Mi tía había dicho mucho más de lo que yo podía contarle.

En resumen, se trataba de lo siguiente: tras ver el látigo y ver las cadenas y ver al hombre, ¡había decidido emprender el peligroso experimento que su esposo habría realizado de no haber muerto! En cuanto a los medios para lograr que le dieran el alta del hospital a Jack Straw, la influyente persona que insistiera en que lo recibieran en la institución, a contrapelo de las regulaciones, podría también insistir en que lo liberaran, y se podría llegar a ella gracias a la intercesión del mismo funcionario cuyo interés en el asunto despertara el señor Wagner en los últimos días de su vida. Después de explicar sus planes futuros en esos términos, mi tía apeló al abogado para que redactara formalmente la expresión de sus deseos e intenciones, como documento preliminar para someter a la consideración de los directivos del asilo.

—¿Y qué dijo el abogado? —inquirió Fritz después de que le informara sobre ese proceder inicial de mi tía.

—El abogado declinó satisfacer su petición, Fritz. Dijo: «Sería inexcusable que, incluso un hombre, corriera ese peligro. No creo que haya otra mujer en Inglaterra a quien se le pudiera ocurrir algo semejante». Esas fueron sus palabras.

—¿Produjeron algún efecto en ella?

—Ni el menor. Se disculpó por haberle hecho perder su precioso tiempo y le deseó buenos días. «Si nadie me ayuda», dijo tranquilamente, «tendré que ayudarme yo misma». Entonces se volvió hacia mí. «Has visto con cuánto cuidado y delicadeza trabaja el pobre Jack», dijo; «lo has visto tentado a perder la cabeza, y no obstante, capaz de contenerse en mi presencia. Y, aún más, en el único momento en que perdió el control sobre sí mismo, viste cómo lo recuperaba cuando se razonaba con él calmada y bondadosamente. ¿Te sentirías tranquilo, David, si dejaras a un hombre así librado al látigo y las cadenas durante el resto de su vida?». ¿Qué podía yo decir? Era demasiado considerada para presionarme; sólo me pedía que reflexionara sobre el asunto. Desde entonces he intentado reflexionar sobre él, y mientras más lo intento, más temo las consecuencias de traer a ese loco a la casa.

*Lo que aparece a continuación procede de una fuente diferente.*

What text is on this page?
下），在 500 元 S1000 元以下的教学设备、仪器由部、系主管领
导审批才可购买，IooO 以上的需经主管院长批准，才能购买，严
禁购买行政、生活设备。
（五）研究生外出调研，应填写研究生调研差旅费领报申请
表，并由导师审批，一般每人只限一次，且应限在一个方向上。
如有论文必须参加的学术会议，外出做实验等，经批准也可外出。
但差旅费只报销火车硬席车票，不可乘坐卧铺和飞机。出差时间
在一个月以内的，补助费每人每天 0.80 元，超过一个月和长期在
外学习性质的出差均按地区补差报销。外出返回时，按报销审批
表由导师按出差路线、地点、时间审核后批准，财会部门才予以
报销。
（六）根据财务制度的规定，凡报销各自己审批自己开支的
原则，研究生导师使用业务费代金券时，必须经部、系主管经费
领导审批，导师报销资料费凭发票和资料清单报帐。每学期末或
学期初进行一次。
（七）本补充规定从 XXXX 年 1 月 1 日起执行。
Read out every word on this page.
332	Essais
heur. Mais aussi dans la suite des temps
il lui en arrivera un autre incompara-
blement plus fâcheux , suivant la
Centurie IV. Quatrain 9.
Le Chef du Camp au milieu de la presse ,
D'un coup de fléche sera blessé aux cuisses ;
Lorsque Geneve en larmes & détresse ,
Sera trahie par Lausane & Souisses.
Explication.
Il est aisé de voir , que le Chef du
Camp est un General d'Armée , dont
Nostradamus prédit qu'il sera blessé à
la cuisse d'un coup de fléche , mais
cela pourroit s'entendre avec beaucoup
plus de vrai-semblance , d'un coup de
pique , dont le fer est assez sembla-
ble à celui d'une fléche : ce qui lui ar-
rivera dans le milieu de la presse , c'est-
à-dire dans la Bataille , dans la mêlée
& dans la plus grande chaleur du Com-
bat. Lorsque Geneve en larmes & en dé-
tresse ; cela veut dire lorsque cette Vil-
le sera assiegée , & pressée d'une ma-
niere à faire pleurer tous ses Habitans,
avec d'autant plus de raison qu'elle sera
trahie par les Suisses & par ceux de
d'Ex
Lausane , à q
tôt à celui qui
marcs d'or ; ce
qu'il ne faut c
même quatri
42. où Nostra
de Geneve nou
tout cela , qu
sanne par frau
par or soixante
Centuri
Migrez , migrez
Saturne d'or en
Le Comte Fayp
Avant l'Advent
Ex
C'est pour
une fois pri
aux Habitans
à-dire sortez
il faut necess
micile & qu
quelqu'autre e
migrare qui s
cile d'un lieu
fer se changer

Fritz experimentó un estremecimiento al pensar en esa posibilidad.

—El día que Jack entre en esta casa, yo saldré de ella —dijo. De pronto se percató de las consecuencias sociales del experimento que contemplaba mi tía—. ¿Qué pensarán los amigos de la señora Wagner? —preguntó en tono lastimero—. Se negarán a visitarla; dirán que ella también ha enloquecido.

—No dejéis que eso os apene, caballeros; no me importa lo que digan de mí mis amigos.

Ambos nos incorporamos de un salto, presas de la mayor confusión. Mi tía en persona estaba detenida en el vano de la puerta abierta del cenador, con una carta en las manos.

—Noticias de Alemania que acaban de llegar para usted, Fritz.

Con esas palabras, le alcanzó la carta y se marchó.

A decir verdad, Fritz y yo nos miramos completamente avergonzados. Fritz le echó una ojeada intranquila a la carta y reconoció la letra de la dirección.

—¡Es de mi padre! —dijo. Al abrir el sobre, una segunda carta cayó al suelo. Cambió de color al recogerla y echarle una ojeada. El sello estaba intacto; el matasellos era de Wurtzburgo.